Being a White South African did not exclude Brian from poverty. His parents divorced at a young age and he turned pro a few weeks shy of his 20th birthday to help support his mother and siblings. He suffered the only defeat of his career in his seventh fight against Jacob Morake. Mitchell would fight Morake three more times and each bout was extremely tough, including the fourth and final meeting on November 2, 1985 for Mitchell’s South African Super Featherweight Title. In the 12th and final round, Mitchell battered Morake from pillar-to-post before Morake collapsed. Morake never regained consciousness and died the next day.

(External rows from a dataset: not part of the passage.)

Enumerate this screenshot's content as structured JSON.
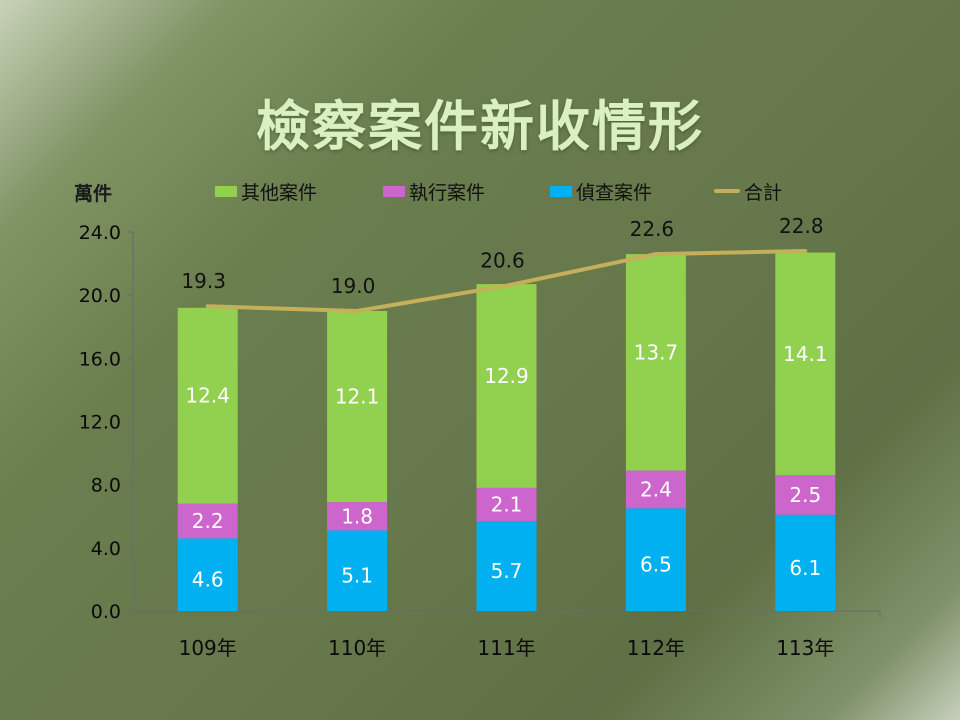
{
  "title": "檢察案件新收情形",
  "y_unit": "萬件",
  "legend": [
    {
      "label": "其他案件",
      "color": "#92d050",
      "kind": "box"
    },
    {
      "label": "執行案件",
      "color": "#cc66cc",
      "kind": "box"
    },
    {
      "label": "偵查案件",
      "color": "#00b0f0",
      "kind": "box"
    },
    {
      "label": "合計",
      "color": "#c4b05a",
      "kind": "line"
    }
  ],
  "chart_data": {
    "type": "bar",
    "stacked": true,
    "title": "檢察案件新收情形",
    "ylabel": "萬件",
    "ylim": [
      0,
      24
    ],
    "yticks": [
      "0.0",
      "4.0",
      "8.0",
      "12.0",
      "16.0",
      "20.0",
      "24.0"
    ],
    "categories": [
      "109年",
      "110年",
      "111年",
      "112年",
      "113年"
    ],
    "series": [
      {
        "name": "偵查案件",
        "color": "#00b0f0",
        "values": [
          4.6,
          5.1,
          5.7,
          6.5,
          6.1
        ],
        "labels": [
          "4.6",
          "5.1",
          "5.7",
          "6.5",
          "6.1"
        ]
      },
      {
        "name": "執行案件",
        "color": "#cc66cc",
        "values": [
          2.2,
          1.8,
          2.1,
          2.4,
          2.5
        ],
        "labels": [
          "2.2",
          "1.8",
          "2.1",
          "2.4",
          "2.5"
        ]
      },
      {
        "name": "其他案件",
        "color": "#92d050",
        "values": [
          12.4,
          12.1,
          12.9,
          13.7,
          14.1
        ],
        "labels": [
          "12.4",
          "12.1",
          "12.9",
          "13.7",
          "14.1"
        ]
      }
    ],
    "total": {
      "name": "合計",
      "type": "line",
      "color": "#c4b05a",
      "values": [
        19.3,
        19.0,
        20.6,
        22.6,
        22.8
      ],
      "labels": [
        "19.3",
        "19.0",
        "20.6",
        "22.6",
        "22.8"
      ]
    },
    "grid": false,
    "legend_position": "top"
  }
}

Two fights later, on September 27, 1986 in Sun City, South Africa, Mitchell would finally get his chance at fighting for the 130-pound world title.
The WBA Super Featherweight Champion at the time, Alfredo Layne, was a journeyman fighter from Panama who had recently defeated the washed up Puerto Rican legend Wilfredo Gomez to win the title. Layne’s pedestrian skills were no match for the incredible counterpunching of Mitchell. Mitchell totally outclassed Layne before the referee called a halt to the fight in the 10th round. The South African fans were rabid that night. They had a homegrown world champion that happened to be White. However, Mitchell refused to allow the South African government to use him as a political tool. He remained steadfast and his own man.
Mitchell tried in vain to unify the 130-pound title with the WBC champion Azumah Nelson. Nelson, also African as he hailed from Ghana, refused to entertain a fight with Mitchell because of South Africa’s apartheid policy. Two of the greatest 130-pound, African fighters never met because of real life politics getting in the way. Mitchell, like many great champions, defended his title all over the world. He defended in Italy, Puerto Rico, Spain, England and twice in the United States. It was his second trip to the United States in which Mitchell finally received a unification title fight against IBF 130-pound titleholder Tony Lopez in Lopez’s backyard of Sacramento, California.
On March 15, 1991, Mitchell thoroughly outboxed the rugged and aggressive Lopez. Unfortunately, he was robbed. Not only was the decision a draw, Mitchell was stripped of his WBA Title as the WBA refused to sanction the fight. Credit to Lopez as he gave Mitchell an immediate rematch on September 13, 1991, once again in Sacramento. It was a near carbon copy of their first fight. This time, Mitchell was awarded a long overdue decision. It would be the 13th consecutive 130-pound title fight that Mitchell did not lose. Mitchell retired shortly after the fight as he grew frustrated at attempting to gain a fight with Nelson. Three years later, Mitchell attempted a brief comeback. After two lackluster wins against less than stellar fighters, Mitchell hung up the gloves for good at the age of 34.
Brian Mitchell was able to overcome being from a country that practiced apartheid to become its greatest boxing champion. He fought nothing but Black fighters on his rise to stardom instead of being fed White stiffs that had been custom for other White South Africans such as Gerrie Coetzee and Pierre Coetzer. Mitchell defended the title all over the world and was never in danger of losing his crown, only to have it stripped away because of boxing politics. He retired with only one loss in 49 fights, all the while cementing his place among the pantheon of Super Featherweight greats.